Dr. Shiel's Perspective: These reports emphasize the importance for patients and physicians to address sleep quality and the effect of underlying depression, lack of exercise, and self-care coping strategies on overall health.
Researchers from the University of Texas and the University of Alabama-Birmingham found that Plaquenil (hydroxychloroquine) significantly decreased the frequency of abnormal blood clots in patients with systemic lupus. Moreover, the effect seemed independent of immune suppression, implying that Plaquenil can directly act to prevent the blood clots.
Dr. Shiel's Perspective: This fascinating work highlights an important reason for patients and doctors to consider Plaquenil, especially for those lupus patients who are at some risk for blood clots in veins and arteries, such as those with phospholipid antibodies (cardiolipin antibodies, lupus anticoagulant, and false positive VDRL). This means that not only does Plaquenil reduce the chance for reflares of lupus, but it can also be beneficial in 'thinning' the blood to prevent abnormal excessive blood clotting.

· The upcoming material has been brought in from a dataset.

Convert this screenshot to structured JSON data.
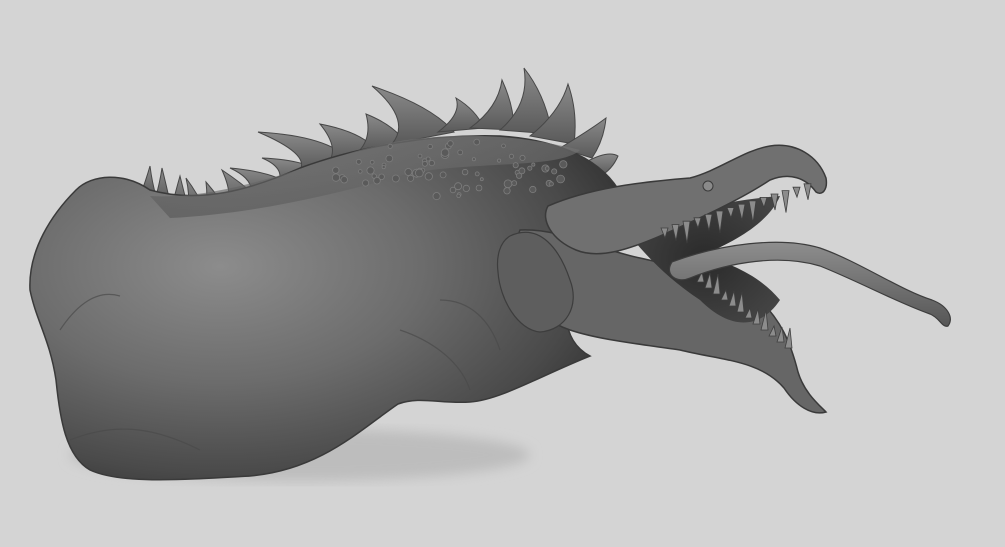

In a large study of patients seen in the setting of a rheumatic diseases division of a major university, one quarter of patients at risk for osteoporosis by taking cortisone medication for diseases such as rheumatoid arthritis and lupus were not receiving ANY form of prevention for osteoporosis.
Dr. Shiel's Perspective: The entire field of osteoporosis management has changed in recent years. Guidelines for the prevention of osteoporosis clearly emphasize that persons who are chronically taking cortisone medications should receive osteoporosis prevention counseling. This should include recommendations for diet, exercises, avoiding cigarette smoke, and when appropriate, estrogen replacement and/or medications to build bone density.
Patients with systemic lupus erythematosus were reported to be inadequately screened for osteoporosis.
Dr. Shiel's Perspective: An old rule of medicine that I teach students,. "If you don't take a temperature, you can't find a fever." We as healthcare givers must be more vigilant in identifying and treating this preventable illness.